TL;DR
This paper introduces STAP, an active learning framework for PDE surrogate modeling that selectively acquires key time steps to reduce computational costs and improve efficiency.
Contribution
The paper proposes a novel selective time-step acquisition method for PDEs that reduces data generation costs and enhances active learning efficiency.
Findings
STAP reduces the number of full trajectory computations needed.
The method achieves comparable accuracy with fewer data points.
Demonstrated effectiveness on multiple benchmark PDEs.
Abstract
Accurately solving partial differential equations (PDEs) is critical to understanding complex scientific and engineering phenomena, yet traditional numerical solvers are computationally expensive.
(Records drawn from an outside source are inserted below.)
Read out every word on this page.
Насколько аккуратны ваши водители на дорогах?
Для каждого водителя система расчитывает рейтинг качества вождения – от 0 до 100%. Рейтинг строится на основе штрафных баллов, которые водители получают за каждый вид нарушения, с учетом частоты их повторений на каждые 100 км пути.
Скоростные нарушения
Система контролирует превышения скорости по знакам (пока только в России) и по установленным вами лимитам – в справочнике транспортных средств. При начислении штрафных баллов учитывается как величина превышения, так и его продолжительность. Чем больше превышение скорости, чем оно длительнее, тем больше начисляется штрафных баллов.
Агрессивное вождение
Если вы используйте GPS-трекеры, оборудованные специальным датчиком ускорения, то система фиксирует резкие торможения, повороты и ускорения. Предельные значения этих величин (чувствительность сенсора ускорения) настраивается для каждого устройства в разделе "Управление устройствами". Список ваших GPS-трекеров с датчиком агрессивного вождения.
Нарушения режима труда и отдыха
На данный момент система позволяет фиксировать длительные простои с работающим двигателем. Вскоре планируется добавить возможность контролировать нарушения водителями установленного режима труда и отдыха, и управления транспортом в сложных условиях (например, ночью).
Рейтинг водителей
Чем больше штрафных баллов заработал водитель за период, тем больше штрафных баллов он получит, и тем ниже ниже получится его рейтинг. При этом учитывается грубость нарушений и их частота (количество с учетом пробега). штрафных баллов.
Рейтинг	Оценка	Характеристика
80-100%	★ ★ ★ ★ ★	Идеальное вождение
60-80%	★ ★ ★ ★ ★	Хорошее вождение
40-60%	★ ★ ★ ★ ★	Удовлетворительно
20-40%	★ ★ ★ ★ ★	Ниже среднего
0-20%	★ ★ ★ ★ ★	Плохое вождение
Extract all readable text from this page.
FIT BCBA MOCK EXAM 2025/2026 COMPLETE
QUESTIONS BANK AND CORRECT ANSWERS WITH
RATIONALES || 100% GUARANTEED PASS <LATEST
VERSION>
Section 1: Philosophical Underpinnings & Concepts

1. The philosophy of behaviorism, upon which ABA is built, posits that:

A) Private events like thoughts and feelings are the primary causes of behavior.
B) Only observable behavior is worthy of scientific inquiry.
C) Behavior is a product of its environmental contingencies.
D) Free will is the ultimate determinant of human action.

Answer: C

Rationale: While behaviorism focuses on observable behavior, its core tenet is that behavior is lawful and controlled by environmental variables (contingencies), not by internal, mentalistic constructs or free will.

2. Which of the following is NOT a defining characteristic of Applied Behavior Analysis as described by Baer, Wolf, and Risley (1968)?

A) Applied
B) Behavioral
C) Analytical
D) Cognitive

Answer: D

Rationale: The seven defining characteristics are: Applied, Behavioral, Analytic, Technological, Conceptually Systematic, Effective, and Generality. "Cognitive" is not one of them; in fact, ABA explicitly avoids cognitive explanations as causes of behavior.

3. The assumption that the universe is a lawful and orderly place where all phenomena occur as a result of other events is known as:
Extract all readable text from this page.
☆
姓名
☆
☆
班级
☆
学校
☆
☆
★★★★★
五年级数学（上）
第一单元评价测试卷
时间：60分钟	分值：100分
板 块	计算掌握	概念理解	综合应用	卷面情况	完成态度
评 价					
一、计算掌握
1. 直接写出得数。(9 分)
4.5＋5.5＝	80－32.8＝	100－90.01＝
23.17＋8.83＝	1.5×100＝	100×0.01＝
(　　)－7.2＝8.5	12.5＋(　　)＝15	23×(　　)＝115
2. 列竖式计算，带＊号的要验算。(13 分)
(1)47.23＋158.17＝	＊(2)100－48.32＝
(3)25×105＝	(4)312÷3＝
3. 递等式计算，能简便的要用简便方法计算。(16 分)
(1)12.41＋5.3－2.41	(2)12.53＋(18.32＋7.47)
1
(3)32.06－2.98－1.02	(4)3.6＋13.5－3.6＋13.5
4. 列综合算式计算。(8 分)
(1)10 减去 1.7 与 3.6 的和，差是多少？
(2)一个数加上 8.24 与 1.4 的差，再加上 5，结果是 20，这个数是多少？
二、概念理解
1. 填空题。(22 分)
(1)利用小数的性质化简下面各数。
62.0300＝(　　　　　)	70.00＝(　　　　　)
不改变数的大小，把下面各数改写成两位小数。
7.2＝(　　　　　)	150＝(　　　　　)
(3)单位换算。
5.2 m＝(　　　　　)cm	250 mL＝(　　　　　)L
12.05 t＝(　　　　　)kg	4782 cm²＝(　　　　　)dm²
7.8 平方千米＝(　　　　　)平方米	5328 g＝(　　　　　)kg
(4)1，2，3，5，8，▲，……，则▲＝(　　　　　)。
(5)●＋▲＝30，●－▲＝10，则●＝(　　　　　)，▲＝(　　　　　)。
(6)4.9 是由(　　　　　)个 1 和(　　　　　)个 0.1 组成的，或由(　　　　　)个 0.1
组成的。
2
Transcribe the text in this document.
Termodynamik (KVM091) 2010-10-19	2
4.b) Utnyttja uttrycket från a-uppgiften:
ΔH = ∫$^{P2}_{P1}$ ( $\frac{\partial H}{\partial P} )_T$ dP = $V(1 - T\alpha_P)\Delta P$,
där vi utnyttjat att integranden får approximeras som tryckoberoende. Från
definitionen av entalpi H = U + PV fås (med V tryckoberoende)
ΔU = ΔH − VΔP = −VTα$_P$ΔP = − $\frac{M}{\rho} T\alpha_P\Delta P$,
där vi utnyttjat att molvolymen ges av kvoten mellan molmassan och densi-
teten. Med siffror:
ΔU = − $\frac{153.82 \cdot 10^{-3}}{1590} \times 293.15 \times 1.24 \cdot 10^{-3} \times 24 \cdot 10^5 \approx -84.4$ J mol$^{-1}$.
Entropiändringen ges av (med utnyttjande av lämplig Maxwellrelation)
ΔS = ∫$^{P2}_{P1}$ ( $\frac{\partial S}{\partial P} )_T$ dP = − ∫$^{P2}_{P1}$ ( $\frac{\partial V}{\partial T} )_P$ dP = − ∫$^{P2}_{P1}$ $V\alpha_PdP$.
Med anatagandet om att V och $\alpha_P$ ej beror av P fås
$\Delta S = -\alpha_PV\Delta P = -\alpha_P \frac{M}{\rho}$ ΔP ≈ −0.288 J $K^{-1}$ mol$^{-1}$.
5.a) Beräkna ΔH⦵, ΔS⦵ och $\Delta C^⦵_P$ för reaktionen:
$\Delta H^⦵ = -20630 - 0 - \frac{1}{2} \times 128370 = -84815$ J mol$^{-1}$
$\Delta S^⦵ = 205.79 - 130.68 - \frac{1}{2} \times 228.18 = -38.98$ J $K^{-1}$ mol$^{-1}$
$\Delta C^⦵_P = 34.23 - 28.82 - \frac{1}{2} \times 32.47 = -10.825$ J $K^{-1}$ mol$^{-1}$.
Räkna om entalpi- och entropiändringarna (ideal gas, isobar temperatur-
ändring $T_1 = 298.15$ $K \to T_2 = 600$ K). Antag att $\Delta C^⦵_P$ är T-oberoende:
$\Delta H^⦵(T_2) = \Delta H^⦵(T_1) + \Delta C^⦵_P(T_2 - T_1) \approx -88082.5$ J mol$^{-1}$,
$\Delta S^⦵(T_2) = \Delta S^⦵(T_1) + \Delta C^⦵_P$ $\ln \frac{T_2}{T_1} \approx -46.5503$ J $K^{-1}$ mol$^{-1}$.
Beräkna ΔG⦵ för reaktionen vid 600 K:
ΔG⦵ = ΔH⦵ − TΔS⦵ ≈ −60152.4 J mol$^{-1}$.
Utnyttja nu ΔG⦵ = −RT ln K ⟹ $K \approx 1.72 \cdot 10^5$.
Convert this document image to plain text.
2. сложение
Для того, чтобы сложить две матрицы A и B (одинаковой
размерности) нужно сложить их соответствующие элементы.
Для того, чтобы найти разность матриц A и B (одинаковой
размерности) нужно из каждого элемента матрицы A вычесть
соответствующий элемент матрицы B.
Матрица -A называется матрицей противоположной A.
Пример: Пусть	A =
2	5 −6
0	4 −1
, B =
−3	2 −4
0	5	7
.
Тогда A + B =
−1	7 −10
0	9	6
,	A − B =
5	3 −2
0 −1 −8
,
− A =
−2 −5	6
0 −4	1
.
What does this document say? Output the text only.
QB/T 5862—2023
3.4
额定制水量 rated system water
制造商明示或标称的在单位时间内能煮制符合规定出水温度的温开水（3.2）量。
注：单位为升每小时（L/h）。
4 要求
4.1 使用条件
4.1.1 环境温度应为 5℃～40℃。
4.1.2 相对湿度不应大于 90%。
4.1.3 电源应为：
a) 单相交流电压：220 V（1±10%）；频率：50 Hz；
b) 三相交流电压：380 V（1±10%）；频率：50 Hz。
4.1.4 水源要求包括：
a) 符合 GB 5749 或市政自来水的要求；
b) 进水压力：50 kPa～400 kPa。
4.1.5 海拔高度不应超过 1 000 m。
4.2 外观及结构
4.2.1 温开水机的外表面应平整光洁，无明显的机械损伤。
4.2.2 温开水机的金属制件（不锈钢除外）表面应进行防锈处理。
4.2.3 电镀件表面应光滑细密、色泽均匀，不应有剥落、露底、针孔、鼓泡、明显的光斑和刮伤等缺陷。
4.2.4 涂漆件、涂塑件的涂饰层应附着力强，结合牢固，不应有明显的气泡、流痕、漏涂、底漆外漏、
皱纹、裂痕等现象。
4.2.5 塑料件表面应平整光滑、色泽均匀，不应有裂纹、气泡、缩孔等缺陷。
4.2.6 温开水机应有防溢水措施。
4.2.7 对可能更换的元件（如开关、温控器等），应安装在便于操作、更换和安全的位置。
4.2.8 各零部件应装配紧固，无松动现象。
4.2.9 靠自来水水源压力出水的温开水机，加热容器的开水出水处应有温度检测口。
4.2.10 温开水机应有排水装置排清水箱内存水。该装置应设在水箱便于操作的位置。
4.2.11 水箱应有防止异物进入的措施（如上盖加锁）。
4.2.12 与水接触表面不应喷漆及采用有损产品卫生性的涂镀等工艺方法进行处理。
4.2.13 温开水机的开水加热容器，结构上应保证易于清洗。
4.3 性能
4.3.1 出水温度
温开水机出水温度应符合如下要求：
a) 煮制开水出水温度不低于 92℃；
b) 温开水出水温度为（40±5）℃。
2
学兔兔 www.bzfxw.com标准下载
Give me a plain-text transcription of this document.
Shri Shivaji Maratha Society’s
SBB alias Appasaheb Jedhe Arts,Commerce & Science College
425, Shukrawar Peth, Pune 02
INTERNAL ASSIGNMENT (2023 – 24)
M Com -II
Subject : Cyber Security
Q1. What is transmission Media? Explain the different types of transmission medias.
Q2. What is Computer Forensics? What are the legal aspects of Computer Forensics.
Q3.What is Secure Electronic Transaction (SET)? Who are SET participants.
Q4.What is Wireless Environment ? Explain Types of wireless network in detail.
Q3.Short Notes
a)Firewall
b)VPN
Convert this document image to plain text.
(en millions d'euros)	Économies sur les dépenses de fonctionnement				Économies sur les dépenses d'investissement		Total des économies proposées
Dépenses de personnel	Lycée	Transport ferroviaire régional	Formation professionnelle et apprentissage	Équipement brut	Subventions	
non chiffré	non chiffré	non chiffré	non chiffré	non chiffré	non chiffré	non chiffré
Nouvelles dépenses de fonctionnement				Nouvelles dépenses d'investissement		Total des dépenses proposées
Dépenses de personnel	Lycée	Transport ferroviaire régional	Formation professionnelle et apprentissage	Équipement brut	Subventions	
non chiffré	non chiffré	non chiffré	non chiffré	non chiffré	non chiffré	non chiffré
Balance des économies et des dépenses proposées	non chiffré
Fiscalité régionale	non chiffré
Surrogate models offer a more efficient alternative, but their development is hindered by the cost of generating sufficient training data from numerical solvers. In this paper, we present a novel framework for active learning in PDE surrogate modeling that reduces this cost. Unlike the existing AL methods for PDEs that always acquire entire PDE trajectories, our approach, STAP (**S**elective **T**ime-Step **A**cquisition for **P**DEs), strategically generates only the most important time steps with the numerical solver, while employing the surrogate model to approximate the remaining steps. This reduces the cost incurred by each trajectory and thus allows the active learning algorithm to try…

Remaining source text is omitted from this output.